Building for a device you don't own
The physical device thing has been its own ongoing frustration. My entire experience of Android is through an emulator, which is fine until it is not. Not long ago our QA team flagged a bug. I tested it on the emulator and could not reproduce it, which made me suspect it was a real device issue.
And then I realised, I don’t have an Android device.
None of the test devices were with me either. I had to message a colleague in the office and ask them to check it for me.
Team collaboration is always a good thing, but the underlying reality of not being able to just pick up the device I build for and test something myself is a strange position to be in.
Why people become loyal to their platform
What Android has taught me, unexpectedly, is something about why people get so fiercely attached to their platforms. The platform you grew up with shapes how you expect technology to behave, and those expectations run deep.

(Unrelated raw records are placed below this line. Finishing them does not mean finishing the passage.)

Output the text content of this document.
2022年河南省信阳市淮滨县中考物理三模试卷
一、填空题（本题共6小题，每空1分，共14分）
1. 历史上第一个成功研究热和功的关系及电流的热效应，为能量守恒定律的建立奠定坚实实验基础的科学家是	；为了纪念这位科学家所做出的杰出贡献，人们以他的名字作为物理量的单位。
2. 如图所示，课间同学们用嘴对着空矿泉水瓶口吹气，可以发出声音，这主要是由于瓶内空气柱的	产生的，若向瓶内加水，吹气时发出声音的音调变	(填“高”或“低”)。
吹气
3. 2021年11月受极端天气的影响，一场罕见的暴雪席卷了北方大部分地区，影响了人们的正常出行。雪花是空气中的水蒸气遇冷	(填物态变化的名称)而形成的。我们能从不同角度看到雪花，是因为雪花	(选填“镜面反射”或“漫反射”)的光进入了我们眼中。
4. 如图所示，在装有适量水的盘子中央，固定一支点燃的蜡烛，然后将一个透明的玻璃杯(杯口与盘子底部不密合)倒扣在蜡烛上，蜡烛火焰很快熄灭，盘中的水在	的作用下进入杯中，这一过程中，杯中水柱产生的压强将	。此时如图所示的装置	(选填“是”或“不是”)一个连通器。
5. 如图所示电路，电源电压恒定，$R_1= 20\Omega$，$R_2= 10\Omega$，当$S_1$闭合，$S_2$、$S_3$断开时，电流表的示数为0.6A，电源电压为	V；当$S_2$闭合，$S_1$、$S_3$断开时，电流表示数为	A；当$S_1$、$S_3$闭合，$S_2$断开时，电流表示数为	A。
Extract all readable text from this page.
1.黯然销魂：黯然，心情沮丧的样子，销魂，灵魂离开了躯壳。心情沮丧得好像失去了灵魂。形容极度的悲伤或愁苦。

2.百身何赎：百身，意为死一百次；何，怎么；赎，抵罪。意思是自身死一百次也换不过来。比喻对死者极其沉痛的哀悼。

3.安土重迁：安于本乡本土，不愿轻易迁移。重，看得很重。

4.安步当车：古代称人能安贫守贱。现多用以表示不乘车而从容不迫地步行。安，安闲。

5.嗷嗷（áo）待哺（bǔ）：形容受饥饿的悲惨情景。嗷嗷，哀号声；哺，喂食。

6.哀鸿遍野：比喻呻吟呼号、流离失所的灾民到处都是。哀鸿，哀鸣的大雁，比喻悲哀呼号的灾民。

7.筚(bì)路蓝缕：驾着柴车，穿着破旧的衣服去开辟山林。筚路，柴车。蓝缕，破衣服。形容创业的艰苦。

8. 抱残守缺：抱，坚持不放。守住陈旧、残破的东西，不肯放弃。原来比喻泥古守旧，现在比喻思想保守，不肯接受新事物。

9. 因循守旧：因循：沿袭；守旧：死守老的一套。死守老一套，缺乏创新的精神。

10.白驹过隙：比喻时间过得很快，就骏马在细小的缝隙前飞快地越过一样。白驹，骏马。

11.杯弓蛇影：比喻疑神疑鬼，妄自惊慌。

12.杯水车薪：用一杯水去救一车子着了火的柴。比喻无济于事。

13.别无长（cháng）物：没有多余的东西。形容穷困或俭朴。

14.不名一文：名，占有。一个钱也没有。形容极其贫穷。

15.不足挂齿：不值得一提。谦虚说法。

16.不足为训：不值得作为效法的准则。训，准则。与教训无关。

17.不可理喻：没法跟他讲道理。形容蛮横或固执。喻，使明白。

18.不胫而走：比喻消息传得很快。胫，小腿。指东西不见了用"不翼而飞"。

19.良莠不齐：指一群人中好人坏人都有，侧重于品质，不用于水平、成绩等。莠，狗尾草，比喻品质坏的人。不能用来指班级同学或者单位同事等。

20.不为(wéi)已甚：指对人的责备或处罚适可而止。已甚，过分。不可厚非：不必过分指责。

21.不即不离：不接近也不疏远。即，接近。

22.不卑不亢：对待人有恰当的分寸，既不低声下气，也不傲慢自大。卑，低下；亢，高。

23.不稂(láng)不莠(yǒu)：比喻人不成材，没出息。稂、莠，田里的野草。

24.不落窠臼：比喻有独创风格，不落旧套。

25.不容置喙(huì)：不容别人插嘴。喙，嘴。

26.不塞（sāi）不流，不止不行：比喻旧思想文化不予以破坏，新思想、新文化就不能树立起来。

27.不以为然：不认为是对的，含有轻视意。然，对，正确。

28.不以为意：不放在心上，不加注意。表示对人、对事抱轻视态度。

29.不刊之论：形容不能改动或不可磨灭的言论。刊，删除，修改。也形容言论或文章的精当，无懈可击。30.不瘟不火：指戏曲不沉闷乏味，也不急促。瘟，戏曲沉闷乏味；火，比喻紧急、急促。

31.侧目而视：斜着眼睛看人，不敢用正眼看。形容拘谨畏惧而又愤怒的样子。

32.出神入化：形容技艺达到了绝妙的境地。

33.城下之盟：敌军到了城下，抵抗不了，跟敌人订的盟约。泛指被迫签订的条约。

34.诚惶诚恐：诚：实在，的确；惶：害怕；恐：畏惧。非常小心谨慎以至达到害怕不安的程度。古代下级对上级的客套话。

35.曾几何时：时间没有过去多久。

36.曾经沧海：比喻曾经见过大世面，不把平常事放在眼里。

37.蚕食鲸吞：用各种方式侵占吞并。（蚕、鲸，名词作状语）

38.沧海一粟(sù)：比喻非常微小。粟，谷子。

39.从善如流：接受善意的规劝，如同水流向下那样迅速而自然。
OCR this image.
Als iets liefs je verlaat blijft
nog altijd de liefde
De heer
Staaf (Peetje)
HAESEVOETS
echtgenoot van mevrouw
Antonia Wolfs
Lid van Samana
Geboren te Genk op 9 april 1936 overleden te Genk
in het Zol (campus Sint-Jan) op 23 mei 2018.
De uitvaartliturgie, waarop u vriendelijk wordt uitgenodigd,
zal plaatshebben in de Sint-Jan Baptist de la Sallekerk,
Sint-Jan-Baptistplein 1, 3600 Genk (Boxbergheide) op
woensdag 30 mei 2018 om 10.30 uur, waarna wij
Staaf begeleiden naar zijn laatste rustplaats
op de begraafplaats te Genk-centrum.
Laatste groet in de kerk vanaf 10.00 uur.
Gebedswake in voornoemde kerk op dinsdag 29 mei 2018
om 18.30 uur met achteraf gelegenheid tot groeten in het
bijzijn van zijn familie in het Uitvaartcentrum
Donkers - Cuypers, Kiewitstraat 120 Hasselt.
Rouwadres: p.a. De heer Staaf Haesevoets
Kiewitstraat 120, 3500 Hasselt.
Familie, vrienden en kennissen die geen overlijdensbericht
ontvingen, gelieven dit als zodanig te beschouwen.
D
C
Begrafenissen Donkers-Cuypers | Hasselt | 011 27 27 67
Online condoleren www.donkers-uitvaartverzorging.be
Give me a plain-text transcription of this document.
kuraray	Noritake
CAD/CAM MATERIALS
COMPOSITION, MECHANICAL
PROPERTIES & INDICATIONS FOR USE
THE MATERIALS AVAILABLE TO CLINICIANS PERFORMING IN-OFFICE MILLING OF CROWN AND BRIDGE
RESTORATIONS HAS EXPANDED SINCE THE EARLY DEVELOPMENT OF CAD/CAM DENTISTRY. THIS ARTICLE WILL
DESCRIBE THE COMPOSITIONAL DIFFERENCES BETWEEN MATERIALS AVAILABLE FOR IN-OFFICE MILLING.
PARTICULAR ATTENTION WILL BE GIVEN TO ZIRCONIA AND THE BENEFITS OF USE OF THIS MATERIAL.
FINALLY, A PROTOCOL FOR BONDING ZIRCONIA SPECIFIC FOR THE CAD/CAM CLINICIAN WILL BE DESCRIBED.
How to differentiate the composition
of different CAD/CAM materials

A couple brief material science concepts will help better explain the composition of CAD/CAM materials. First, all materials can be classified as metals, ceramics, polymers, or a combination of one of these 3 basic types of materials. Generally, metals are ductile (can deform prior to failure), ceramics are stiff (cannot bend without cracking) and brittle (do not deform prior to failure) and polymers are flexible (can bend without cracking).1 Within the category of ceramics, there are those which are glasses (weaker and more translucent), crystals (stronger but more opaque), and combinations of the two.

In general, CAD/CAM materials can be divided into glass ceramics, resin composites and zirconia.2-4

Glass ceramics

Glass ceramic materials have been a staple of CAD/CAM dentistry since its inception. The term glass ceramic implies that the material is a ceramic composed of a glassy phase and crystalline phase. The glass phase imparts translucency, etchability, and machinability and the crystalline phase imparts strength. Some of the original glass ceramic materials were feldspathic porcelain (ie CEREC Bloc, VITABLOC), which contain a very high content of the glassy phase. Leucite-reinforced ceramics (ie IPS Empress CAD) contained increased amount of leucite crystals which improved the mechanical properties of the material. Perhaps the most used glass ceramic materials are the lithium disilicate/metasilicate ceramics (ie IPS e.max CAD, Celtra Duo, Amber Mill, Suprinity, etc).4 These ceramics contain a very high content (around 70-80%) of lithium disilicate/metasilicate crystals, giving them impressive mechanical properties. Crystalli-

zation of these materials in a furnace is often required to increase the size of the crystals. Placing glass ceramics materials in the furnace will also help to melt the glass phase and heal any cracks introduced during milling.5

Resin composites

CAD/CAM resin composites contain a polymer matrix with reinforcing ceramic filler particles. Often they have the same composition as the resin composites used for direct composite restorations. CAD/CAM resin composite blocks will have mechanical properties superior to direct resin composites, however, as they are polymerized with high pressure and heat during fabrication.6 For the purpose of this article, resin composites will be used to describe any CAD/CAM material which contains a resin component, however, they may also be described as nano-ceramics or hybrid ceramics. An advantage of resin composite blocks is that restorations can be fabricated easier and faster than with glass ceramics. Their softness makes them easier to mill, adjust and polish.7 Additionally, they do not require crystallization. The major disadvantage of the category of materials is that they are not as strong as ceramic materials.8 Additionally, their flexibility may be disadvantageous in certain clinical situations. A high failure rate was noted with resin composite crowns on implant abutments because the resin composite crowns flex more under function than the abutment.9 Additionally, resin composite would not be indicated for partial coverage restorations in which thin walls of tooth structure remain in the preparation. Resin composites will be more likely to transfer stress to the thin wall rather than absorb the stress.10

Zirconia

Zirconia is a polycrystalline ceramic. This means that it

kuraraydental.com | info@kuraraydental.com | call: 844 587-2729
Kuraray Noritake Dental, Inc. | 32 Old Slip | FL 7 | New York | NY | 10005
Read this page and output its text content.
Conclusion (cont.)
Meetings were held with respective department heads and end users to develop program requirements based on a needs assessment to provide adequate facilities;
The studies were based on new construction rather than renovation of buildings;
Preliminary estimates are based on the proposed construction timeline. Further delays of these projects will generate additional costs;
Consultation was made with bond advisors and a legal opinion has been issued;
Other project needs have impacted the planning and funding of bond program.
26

Android users navigate all of that naturally, the same way I navigate my iPhone without thinking. Their instincts just point in a different direction. Neither is wrong. They are just shaped by different years of habit.
It made me understand for the first time why people get so attached, almost defensive about their phone of choice. It is not really about specs or features. It is about the fact that one of these things feels like home and the other one does not.
Home Is hard to leave
One moment that genuinely made me smile happened when I had to quickly check something in our iOS codebase. I opened Xcode and it just felt immediately comfortable. Familiar.
I cannot fully explain why because I have not spent significant time in Xcode, but something about being back inside an Apple environment, even a different one, felt like exhaling. Whether that says something about Xcode specifically or just about the Apple ecosystem in general, I honestly could not tell you. Maybe it is psychological. Maybe it just felt like home.
But ask me which phone I would pick, and the answer has not changed. Not even slightly.
iPhone, without hesitation. iPad for the sofa, MacBook for personal use, AirPods in my ears. I am deep in this ecosystem, and I have no desire to leave it.
Building for Android every day has given me genuine respect for the platform and the people who use it. But it hasn’t made me want to switch. If anything, it’s made me realise just how hard that switch really is.